Embarquement Immédiat

2.4K 128 15
                                    

Cinq mois plus tôt

- Votre billet s'il vous plaît, me demande le steward en tendant la main. Allée vingt sur la gauche, siège C. Bon voyage.

Je récupère mes papiers avec un léger sourire et avance lentement pour arriver à ma place. Je slalome entre les enfants insupportables et les parents stressés qui tentent avec beaucoup de difficultés de mettre leurs bagages à main dans les compartiments adaptés. Quand je suis bien installée dans mon siège, j'observe l'aéroport à travers le hublot. J'ai toujours adoré prendre l'avion. Plus que tout autre moyen de transport, sauf peut-être la moto. J'adore l'atmosphère euphorique des aéroports, l'adrénaline qui nous prend aux tripes lors du décollage, le sentiment de liberté qu'on ressent quand on se met à survoler les nuages. Pourtant aujourd'hui, rien de tout cela n'arrive à me rendre mon sourire. J'ai le cœur lourd et les yeux qui piquent. Un grésillement se fait entendre dans les haut-parleurs et le commandant de bord annonce notre départ imminent.

Quelques mètres d'altitude gagnés plus tard, le personnel de bord se lève pour nous expliquer les consignes de sécurité. Je n'y prête aucuneattention, trop préoccupée. Sur le siège voisin du mien, ma mère lit un magazine de santé, ignorant parfaitement la prestation des hôtesses de l'air, qu'elle connaît par cœur. Seul mon petit frère, assis sur le dernier siège de la rangée, semble véritablement intéressé par les consignes de sécurité, ou peut-être est-ce par les femmes qui les présentent. J'observe une dernière fois ma ville natale. J'entends presque les craquements de mon cœur qui se brise. New York va me manquer, au même titre qu'Ayden mon meilleur ami.
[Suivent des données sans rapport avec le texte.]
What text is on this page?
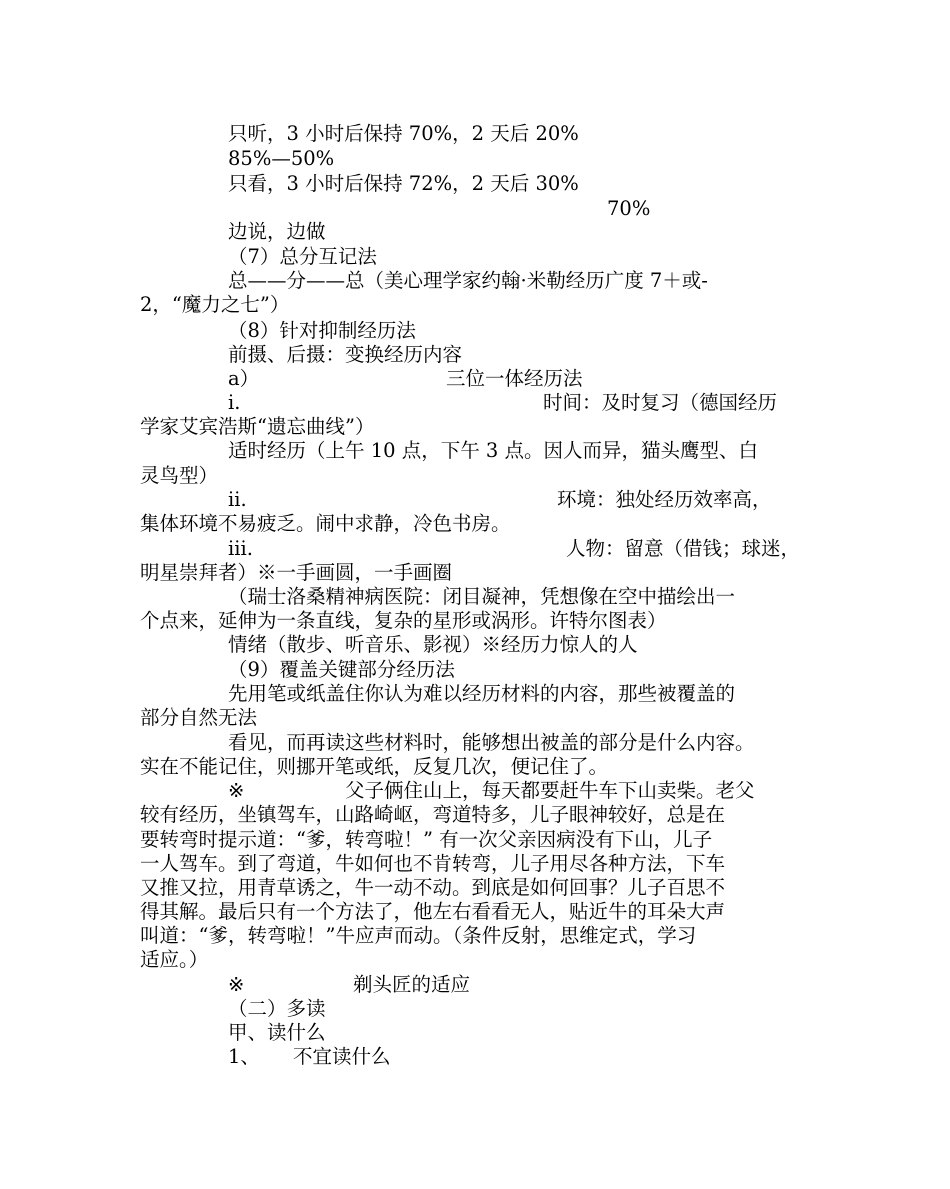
只听，3 小时后保持 70%，2 天后 20%
85%—50%
只看，3 小时后保持 72%，2 天后 30%
70%
边说，边做
（7）总分互记法
总——分——总（美心理学家约翰·米勒经历广度 7＋或-
2，“魔力之七”）
（8）针对抑制经历法
前摄、后摄：变换经历内容
a）	三位一体经历法
i.	时间：及时复习（德国经历
学家艾宾浩斯“遗忘曲线”）
适时经历（上午 10 点，下午 3 点。因人而异，猫头鹰型、白
灵鸟型）
ii.	环境：独处经历效率高，
集体环境不易疲乏。闹中求静，冷色书房。
iii.	人物：留意（借钱；球迷，
明星崇拜者）※一手画圆，一手画圈
（瑞士洛桑精神病医院：闭目凝神，凭想像在空中描绘出一
个点来，延伸为一条直线，复杂的星形或涡形。许特尔图表）
情绪（散步、听音乐、影视）※经历力惊人的人
（9）覆盖关键部分经历法
先用笔或纸盖住你认为难以经历材料的内容，那些被覆盖的
部分自然无法
看见，而再读这些材料时，能够想出被盖的部分是什么内容。
实在不能记住，则挪开笔或纸，反复几次，便记住了。
※	父子俩住山上，每天都要赶牛车下山卖柴。老父
较有经历，坐镇驾车，山路崎岖，弯道特多，儿子眼神较好，总是在
要转弯时提示道：“爹，转弯啦！” 有一次父亲因病没有下山，儿子
一人驾车。到了弯道，牛如何也不肯转弯，儿子用尽各种方法，下车
又推又拉，用青草诱之，牛一动不动。到底是如何回事？儿子百思不
得其解。最后只有一个方法了，他左右看看无人，贴近牛的耳朵大声
叫道：“爹，转弯啦！”牛应声而动。（条件反射，思维定式，学习
适应。）
※	剃头匠的适应
（二）多读
甲、读什么
1、 不宜读什么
J'ai toujours détesté les au revoir, c'est d'ailleurs pour cela que je me suis toujours opposée aux multiples déménagements envisagés par ma mère. Mais cette fois-ci, elle ne m'a pas laissé le choix. Se voyant offrir une opportunité qu'on ne peut soi-disant « pas refuser », ma mère a mis notre appartement en location et fait ses valises direction le bout du monde, la Tanzanie. Mais comme mon frère et moi sommes toujours à l'école, elle a eu la brillante idée de nous refourguer à notre très cher père. En bref, bye-bye New York et bonjour la Californie.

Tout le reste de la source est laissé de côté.